A persistently dilated fluid-filled fetal duodenum is always abnormal and should raise the suspicion of possible duodenal atresia or stenosis. This can be a difficult diagnosis to make prior to 24 weeks of gestation (Nelson et al., 1982; Bovicelli et al., 1983). The differential diagnosis, in addition to duodenal atresia or stenosis, should include annular pancreas, malrotation with either obstructing Ladd’s bands or midgut volvulus, gastric or duodenal duplications, and preduodenal portal vein. Isolated duodenal stenosis may be indistinguishable from annular pancreas with associated duodenal stenosis until surgical exploration. Malrotation may give a similar “double bubble” appearance but, unlike atresia, there will be some amniotic fluid in loops beyond the duodenum. Ladd’s bands may partially obstruct the duodenum, mimicking duodenal stenosis. One sonographic clue to midgut volvulus is the reversed relation of the superior mesenteric vein and artery by Doppler ultrasound study, in which the superior mesenteric vein appears anterior to the superior mesenteric artery. Large gastric or duodenal duplications can be indistinguishable from duodenal atresia (Figure 72-3) (Malone et al., 1997). Anomalous development of the paired embryonic vitelline veins contributes to the myriad complex anatomic defects of this region. Persistence of a primitive vitelline vein results in an anterior or preduodenal portal vein that passes over the pancreas and third portion of the duodenum, which can partially obstruct the duodenum.
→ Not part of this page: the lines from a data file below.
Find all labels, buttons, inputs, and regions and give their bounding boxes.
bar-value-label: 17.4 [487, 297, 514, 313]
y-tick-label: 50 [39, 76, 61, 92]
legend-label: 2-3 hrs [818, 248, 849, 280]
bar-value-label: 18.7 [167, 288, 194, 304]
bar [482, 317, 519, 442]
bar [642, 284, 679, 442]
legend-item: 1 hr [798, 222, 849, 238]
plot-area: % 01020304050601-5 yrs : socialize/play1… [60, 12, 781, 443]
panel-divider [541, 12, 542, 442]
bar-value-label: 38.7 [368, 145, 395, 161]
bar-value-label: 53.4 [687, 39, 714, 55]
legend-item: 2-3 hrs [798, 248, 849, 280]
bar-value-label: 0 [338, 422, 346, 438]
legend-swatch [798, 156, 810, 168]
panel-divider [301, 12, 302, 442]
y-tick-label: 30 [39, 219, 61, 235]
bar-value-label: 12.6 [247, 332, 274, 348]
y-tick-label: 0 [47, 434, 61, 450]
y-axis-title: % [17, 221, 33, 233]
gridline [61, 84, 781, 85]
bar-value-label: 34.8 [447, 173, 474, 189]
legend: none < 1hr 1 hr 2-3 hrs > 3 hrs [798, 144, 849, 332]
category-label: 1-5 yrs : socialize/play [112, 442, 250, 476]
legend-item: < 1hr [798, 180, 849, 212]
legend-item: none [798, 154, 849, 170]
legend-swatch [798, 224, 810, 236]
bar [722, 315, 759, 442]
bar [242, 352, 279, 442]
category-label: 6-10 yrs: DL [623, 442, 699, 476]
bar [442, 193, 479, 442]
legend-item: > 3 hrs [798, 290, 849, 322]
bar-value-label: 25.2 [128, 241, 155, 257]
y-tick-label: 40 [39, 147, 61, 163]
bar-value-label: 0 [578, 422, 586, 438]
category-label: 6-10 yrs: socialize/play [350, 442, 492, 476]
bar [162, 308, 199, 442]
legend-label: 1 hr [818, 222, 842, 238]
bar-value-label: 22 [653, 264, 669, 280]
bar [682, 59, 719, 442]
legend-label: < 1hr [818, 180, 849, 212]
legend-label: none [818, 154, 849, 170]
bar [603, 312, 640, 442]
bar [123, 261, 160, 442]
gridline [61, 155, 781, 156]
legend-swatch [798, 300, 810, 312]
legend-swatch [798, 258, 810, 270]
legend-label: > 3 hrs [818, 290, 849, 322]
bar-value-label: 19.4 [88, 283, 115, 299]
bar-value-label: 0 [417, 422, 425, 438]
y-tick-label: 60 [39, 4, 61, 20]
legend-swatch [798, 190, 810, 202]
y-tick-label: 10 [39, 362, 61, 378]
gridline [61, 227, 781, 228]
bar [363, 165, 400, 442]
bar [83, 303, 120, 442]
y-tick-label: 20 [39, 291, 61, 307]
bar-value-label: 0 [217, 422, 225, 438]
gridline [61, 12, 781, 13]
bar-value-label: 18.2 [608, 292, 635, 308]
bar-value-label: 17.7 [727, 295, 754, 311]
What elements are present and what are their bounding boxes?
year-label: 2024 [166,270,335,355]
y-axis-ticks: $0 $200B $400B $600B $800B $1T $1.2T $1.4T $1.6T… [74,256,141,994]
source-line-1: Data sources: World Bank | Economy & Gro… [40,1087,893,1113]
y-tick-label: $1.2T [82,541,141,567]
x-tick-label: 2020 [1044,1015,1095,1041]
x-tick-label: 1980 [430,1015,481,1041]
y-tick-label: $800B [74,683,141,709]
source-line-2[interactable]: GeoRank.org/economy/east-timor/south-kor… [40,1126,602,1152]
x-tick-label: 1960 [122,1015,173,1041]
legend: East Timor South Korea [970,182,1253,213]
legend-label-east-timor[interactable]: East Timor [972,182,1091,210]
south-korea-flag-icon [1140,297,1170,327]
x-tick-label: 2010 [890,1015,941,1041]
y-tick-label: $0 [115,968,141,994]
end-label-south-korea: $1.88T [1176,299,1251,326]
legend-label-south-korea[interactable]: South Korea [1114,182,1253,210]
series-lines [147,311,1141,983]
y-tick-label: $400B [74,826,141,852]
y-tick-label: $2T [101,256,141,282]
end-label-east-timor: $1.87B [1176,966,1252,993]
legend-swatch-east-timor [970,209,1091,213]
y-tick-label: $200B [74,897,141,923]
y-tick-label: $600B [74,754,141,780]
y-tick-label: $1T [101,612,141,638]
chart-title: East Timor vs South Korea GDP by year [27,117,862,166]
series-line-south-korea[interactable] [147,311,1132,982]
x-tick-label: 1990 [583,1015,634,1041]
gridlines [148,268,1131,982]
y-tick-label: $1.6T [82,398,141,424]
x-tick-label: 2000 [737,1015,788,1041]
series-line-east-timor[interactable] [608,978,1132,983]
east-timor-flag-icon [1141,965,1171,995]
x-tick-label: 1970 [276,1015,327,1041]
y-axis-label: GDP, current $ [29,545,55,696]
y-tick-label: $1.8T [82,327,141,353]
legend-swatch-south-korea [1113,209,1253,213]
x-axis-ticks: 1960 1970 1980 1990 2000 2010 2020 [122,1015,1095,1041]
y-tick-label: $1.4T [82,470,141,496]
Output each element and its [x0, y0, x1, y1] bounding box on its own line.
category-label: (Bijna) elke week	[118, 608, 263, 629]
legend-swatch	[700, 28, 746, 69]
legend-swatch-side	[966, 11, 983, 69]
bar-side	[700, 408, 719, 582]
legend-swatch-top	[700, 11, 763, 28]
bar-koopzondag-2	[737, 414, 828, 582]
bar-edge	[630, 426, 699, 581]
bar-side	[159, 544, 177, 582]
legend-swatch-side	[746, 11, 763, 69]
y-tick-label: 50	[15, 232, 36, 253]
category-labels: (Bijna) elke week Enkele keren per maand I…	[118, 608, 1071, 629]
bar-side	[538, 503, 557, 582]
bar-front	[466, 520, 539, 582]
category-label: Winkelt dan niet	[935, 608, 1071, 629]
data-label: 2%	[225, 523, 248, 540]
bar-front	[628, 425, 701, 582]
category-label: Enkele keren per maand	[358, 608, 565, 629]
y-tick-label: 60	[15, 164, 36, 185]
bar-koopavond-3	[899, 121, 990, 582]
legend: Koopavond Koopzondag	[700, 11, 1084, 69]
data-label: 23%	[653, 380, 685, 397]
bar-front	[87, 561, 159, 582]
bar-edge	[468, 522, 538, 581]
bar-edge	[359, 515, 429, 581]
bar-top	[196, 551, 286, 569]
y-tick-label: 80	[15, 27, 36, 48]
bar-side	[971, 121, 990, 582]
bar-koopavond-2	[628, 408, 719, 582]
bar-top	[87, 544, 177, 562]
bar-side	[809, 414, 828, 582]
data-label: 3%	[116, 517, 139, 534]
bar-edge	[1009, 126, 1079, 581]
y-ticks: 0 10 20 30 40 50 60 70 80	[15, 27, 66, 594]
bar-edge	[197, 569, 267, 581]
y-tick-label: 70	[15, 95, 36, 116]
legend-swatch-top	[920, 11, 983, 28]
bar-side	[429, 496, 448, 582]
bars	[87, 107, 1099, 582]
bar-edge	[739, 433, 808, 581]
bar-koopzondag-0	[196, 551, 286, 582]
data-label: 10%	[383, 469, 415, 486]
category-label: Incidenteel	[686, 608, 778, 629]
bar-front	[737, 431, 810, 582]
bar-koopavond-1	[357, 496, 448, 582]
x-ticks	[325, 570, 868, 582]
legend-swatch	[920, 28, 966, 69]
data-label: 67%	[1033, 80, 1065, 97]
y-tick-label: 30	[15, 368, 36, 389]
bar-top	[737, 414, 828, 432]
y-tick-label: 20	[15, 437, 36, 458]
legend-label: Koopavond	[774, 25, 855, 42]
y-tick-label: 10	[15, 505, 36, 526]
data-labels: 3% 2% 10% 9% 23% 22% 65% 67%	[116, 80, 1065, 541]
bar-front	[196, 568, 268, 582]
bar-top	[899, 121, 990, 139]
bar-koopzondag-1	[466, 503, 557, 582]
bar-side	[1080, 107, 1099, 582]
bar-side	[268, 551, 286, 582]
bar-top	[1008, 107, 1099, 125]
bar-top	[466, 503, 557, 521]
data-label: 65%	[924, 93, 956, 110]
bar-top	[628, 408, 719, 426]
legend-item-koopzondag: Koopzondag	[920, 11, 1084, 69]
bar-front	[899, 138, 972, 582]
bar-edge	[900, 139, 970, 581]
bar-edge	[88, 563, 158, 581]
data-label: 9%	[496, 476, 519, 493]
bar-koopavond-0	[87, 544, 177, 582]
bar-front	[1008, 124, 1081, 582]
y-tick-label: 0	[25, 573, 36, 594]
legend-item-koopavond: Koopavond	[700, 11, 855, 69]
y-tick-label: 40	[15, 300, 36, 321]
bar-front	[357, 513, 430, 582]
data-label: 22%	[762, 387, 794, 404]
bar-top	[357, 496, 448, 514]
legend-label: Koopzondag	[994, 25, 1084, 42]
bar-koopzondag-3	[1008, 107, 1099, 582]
More than half of the fetuses with duodenal atresia have associated anomalies. Trisomy 21 is the most frequently associated condition, occurring in 27% to 34% of cases (Fonkalsrud et al., 1969; Nixon and Tawes, 1971; Reid, 1973a and b; Girvan and Stephens, 1974; Davey, 1980; Hancock and Wiseman, 1989) (Table 72-1). In several large series, congenital heart disease was also commonly associated, occurring in 17% to 33% of cases (Fonkalsrud et al., 1969; Nixon and Tawes, 1971; Reid, 1973a and b; Girvan and Stephens, 1974; Davey, 1980; Hancock and Wiseman, 1989). The most common cardiac lesions encountered are atrial or ventricular septal defect. Other anomalies associated with duodenal atresia include malrotation, annular pancreas, esophageal atresia, tracheoesophageal fistula, and genitourinary and anorectal malformations. Numerous pancreatic and biliary anomalies have been reported in association with duodenal atresia and stenosis. These include biliary atresia, choledochal cyst, pancreatic lipomatosis, pancreas divisum, and persistent dual biliary duct drainage to duodenum proximal and distal to the atresia. Unusual biliary duct anomalies that occur in association with duodenal atresia are seen in infants with type III defects. The association of congenital anomalies with maternal and gestational and preexisting diabetes (Schaefer-Graf et al., 2000) is also thought to increase the frequency of duodenal atresia (Ozturk et al., 2007). Adeyemi (1988) has identified an association between duodenal atresia, partial situs inversus, and right-sided diaphragmatic hernia through the foramen of Bochdalek. This is an extremely rare condition known as multiple organ malrotation syndrome (MOMS) (Adeyemi, 1988).